(L'Observateur Paalga 28/07/2010)
Le juge et le journaliste font souvent un travail complémentaire : le premier instruit à charge et à décharge, et est en quête de la vérité, rien que de la vérité, tandis que le second aide, par ses investigations, à éclairer une instruction avec ses articles. Certains vont jusqu’à assimiler les recherches du second à une enquête judiciaire, ce qui n’est pas exact.
La démocratie est fille d’une presse plurielle, alors que l’institution judiciaire, indispensable au soutènement de cette démocratie, en est le principal pilier. Si donc il arrive que ces deux pouvoirs s’affrontent, cela occasionne forcément des étincelles, des incompréhensions et des frustrations. Qui a souvent raison ? Qui a toujours tort ? Les conjectures vont bon train.
C’est le cas de le dire concernant l’affaire Théophile Kouamouo, directeur des rédactions du quotidien ivoirien Le Nouveau Courrier. Rappel succinct des faits pour ceux qui n’en auraient pas eu connaissance : dans un encadré du journal du 13 juillet 2010, on peut lire que, jusqu’au 17 juillet, une série d’articles consacrée à la filière café-cacao sera publiée. En fait, il s’agit d’extraits d’un long réquisitoire judiciaire de 137 pages, document qui avait été remis au président de la République, Laurent Gbagbo.
Dénommés le Livre noir des barons de la filière café-cacao, ces articles devaient révéler au grand public les mécanismes par lesquels certains barons de cette filière sont devenus des Crésus. C’est évident, lorsque les secrets d’une instruction se retrouvent sur la place publique, a fortiori dans un journal, il y a problème. Qui a “tuyauté” ces gratte-papiers du Nouveau courrier ?

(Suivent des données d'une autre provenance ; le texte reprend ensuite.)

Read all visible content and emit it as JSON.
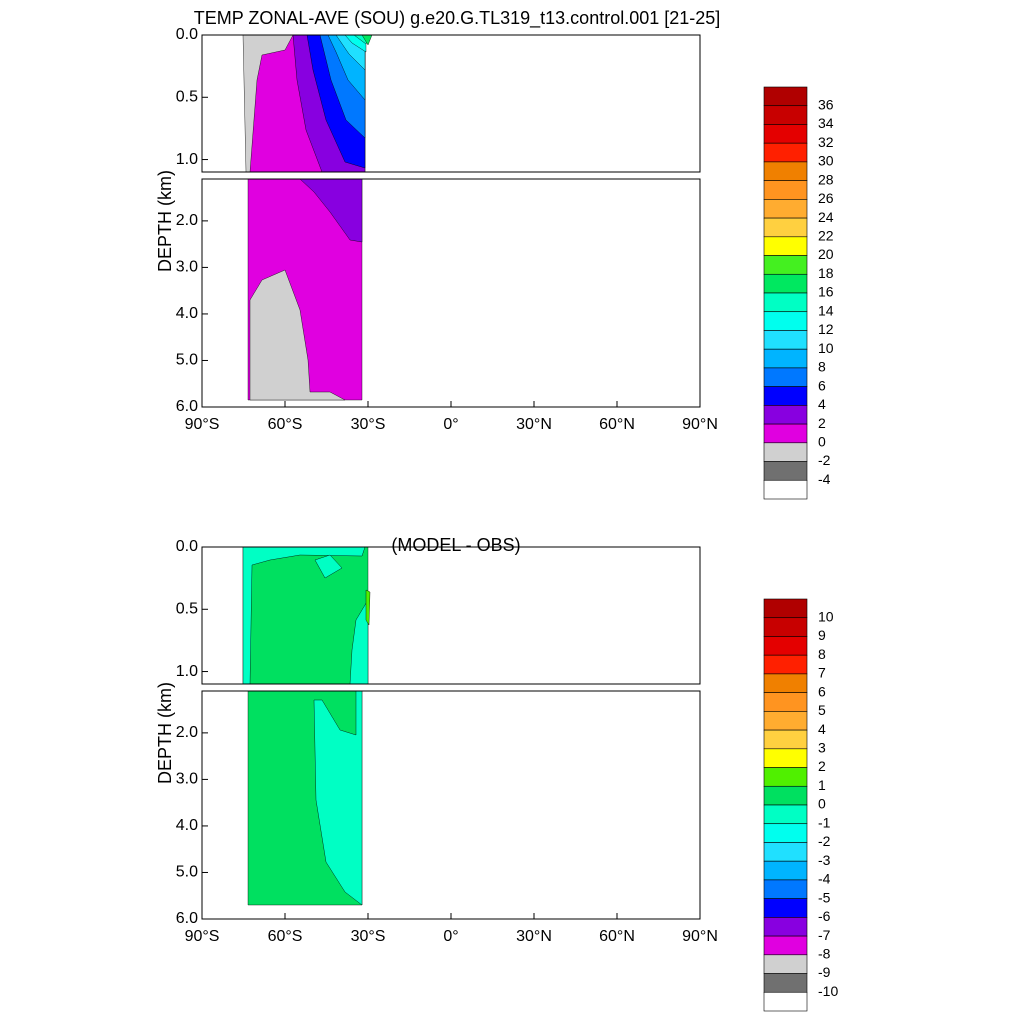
{
  "chart_data": [
    {
      "type": "contour",
      "title": "TEMP ZONAL-AVE (SOU) g.e20.G.TL319_t13.control.001 [21-25]",
      "y_label": "DEPTH (km)",
      "xlim": [
        -90,
        90
      ],
      "xticks": [
        {
          "value": -90,
          "label": "90°S"
        },
        {
          "value": -60,
          "label": "60°S"
        },
        {
          "value": -30,
          "label": "30°S"
        },
        {
          "value": 0,
          "label": "0°"
        },
        {
          "value": 30,
          "label": "30°N"
        },
        {
          "value": 60,
          "label": "60°N"
        },
        {
          "value": 90,
          "label": "90°N"
        }
      ],
      "ylim": [
        0,
        6
      ],
      "y_split": 1.1,
      "yticks": [
        {
          "value": 0,
          "label": "0.0"
        },
        0.5,
        {
          "value": 1,
          "label": "1.0"
        },
        {
          "value": 2,
          "label": "2.0"
        },
        {
          "value": 3,
          "label": "3.0"
        },
        {
          "value": 4,
          "label": "4.0"
        },
        {
          "value": 5,
          "label": "5.0"
        },
        {
          "value": 6,
          "label": "6.0"
        }
      ],
      "colorbar": {
        "levels": [
          36,
          34,
          32,
          30,
          28,
          26,
          24,
          22,
          20,
          18,
          16,
          14,
          12,
          10,
          8,
          6,
          4,
          2,
          0,
          -2,
          -4
        ],
        "colors": [
          "#b00000",
          "#c80000",
          "#e40000",
          "#ff2000",
          "#f08000",
          "#ff9420",
          "#ffac30",
          "#ffd040",
          "#ffff00",
          "#44f020",
          "#00e860",
          "#00ffc4",
          "#00ffee",
          "#20e0ff",
          "#00b4ff",
          "#0078ff",
          "#0000ff",
          "#8800e0",
          "#e000e0",
          "#d0d0d0",
          "#707070",
          "#ffffff"
        ]
      }
    },
    {
      "type": "contour",
      "title": "(MODEL - OBS)",
      "y_label": "DEPTH (km)",
      "xlim": [
        -90,
        90
      ],
      "xticks": [
        {
          "value": -90,
          "label": "90°S"
        },
        {
          "value": -60,
          "label": "60°S"
        },
        {
          "value": -30,
          "label": "30°S"
        },
        {
          "value": 0,
          "label": "0°"
        },
        {
          "value": 30,
          "label": "30°N"
        },
        {
          "value": 60,
          "label": "60°N"
        },
        {
          "value": 90,
          "label": "90°N"
        }
      ],
      "ylim": [
        0,
        6
      ],
      "y_split": 1.1,
      "yticks": [
        {
          "value": 0,
          "label": "0.0"
        },
        0.5,
        {
          "value": 1,
          "label": "1.0"
        },
        {
          "value": 2,
          "label": "2.0"
        },
        {
          "value": 3,
          "label": "3.0"
        },
        {
          "value": 4,
          "label": "4.0"
        },
        {
          "value": 5,
          "label": "5.0"
        },
        {
          "value": 6,
          "label": "6.0"
        }
      ],
      "colorbar": {
        "levels": [
          10,
          9,
          8,
          7,
          6,
          5,
          4,
          3,
          2,
          1,
          0,
          -1,
          -2,
          -3,
          -4,
          -5,
          -6,
          -7,
          -8,
          -9,
          -10
        ],
        "colors": [
          "#b00000",
          "#c80000",
          "#e40000",
          "#ff2000",
          "#f08000",
          "#ff9420",
          "#ffac30",
          "#ffd040",
          "#ffff00",
          "#50f000",
          "#00e060",
          "#00ffc4",
          "#00ffee",
          "#20e0ff",
          "#00b4ff",
          "#0078ff",
          "#0000ff",
          "#8800e0",
          "#e000e0",
          "#d0d0d0",
          "#707070",
          "#ffffff"
        ]
      }
    }
  ]
}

Après avoir alpagué Patrice Pohé, conseiller à la communication du procureur de la République, la justice a rapidement remonté la chaîne de divulgation du document, et au fil de la conduite du dossier, 3 journalistes goûteront pendant 12 jours aux délices de la Maison d’arrêt et de correction d’Abidjan (MACA), accusés qu’ils étaient de “recel de document de justice couvert du secret de confidentialité, divulgation de document non encore publié en audience publique”. Si le Tribunal de première instance d’Abidjan-Plateau a prononcé par la suite la relaxe de nos confrères pour “délit non constitué”, c’est qu’il y eut absence de preuve, c’est un fait, mais, ne rêvons pas, la justice a toujours été celle des forts du moment.
La filière café-cacao est un des domaines réservés du premier magistrat de la Côte d’Ivoire, Laurent Gbagbo, qui a d’ailleurs envoyé certains caciques de son pouvoir en prison pour y avoir commis des indélicatesses. Mais c’est le même qui, lorsqu’il a étrenné la présidence en octobre 2000, avait promis qu’aucun journaliste n’irait en prison ; si on y ajoute le fait que le délit de presse est dépénalisé dans ce pays, on ne peut qu’applaudir le chef de l’Etat ivoirien.

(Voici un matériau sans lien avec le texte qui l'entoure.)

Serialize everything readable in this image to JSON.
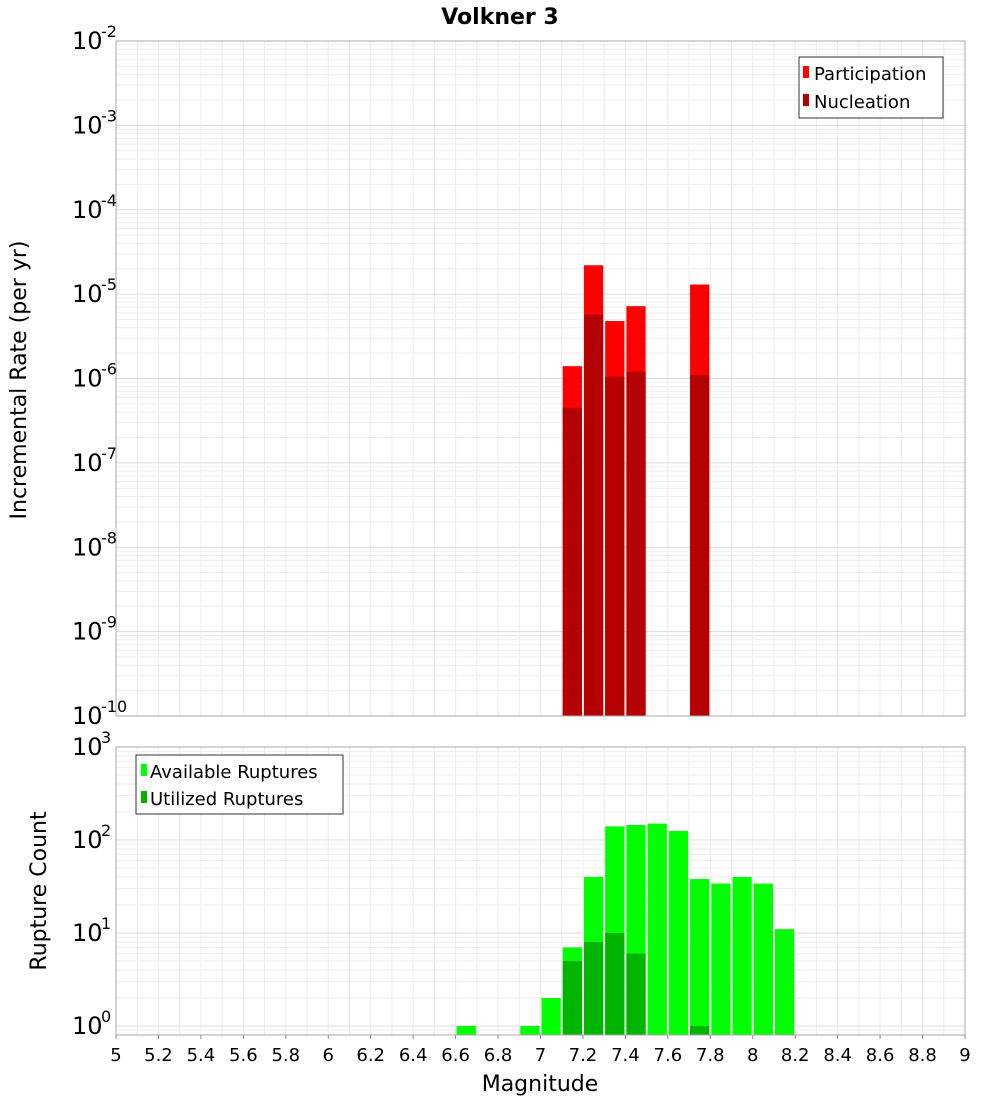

Et encore ! A quelques jours du Cinquantenaire de l’indépendance de la Côte d’Ivoire, le très politique Gbagbo sait entendre la clameur de réprobation qu’il aurait suscitée en gardant ces journalistes derrière les barreaux. Il a également une présidentielle devant lui... Mais il y a, comme qui dirait, des zones rouges à ne pas franchir, une sorte de Corpore sano, cette vérité étatique, incontestable et invérifiable qu’on livre aux populations, qui doivent s’en contenter.
Gare au journaliste qui se risquerait à fouiner dans cette vérité jugée irréfragable ! Kouamouo et Cie ont eu le malheur de vouloir rendre public des dossiers sensibles de la République et il fallait les arrêter. La justice, qui a frappé (l’amende de 5 millions et les 2 semaines de suspension du Canard ne sont pas rien), a eu la face sauve, la presse beaucoup moins. Au fait, est-ce là un délit de droit commun ou de presse ?
Ce procès met en lumière le fait que le bâillon est sous-jacent à la politique de la carotte pratiquée à l’égard des journalistes en Côte d’Ivoire. Encore heureux que ces pisse-copies du Nouveau Courrier n’aient connu que la prison : un certain André Guy-Kieffer, qui, semble-t-il, reniflait du côté de ce juteux secteur de café-cacao, est, lui, porté disparu depuis des années.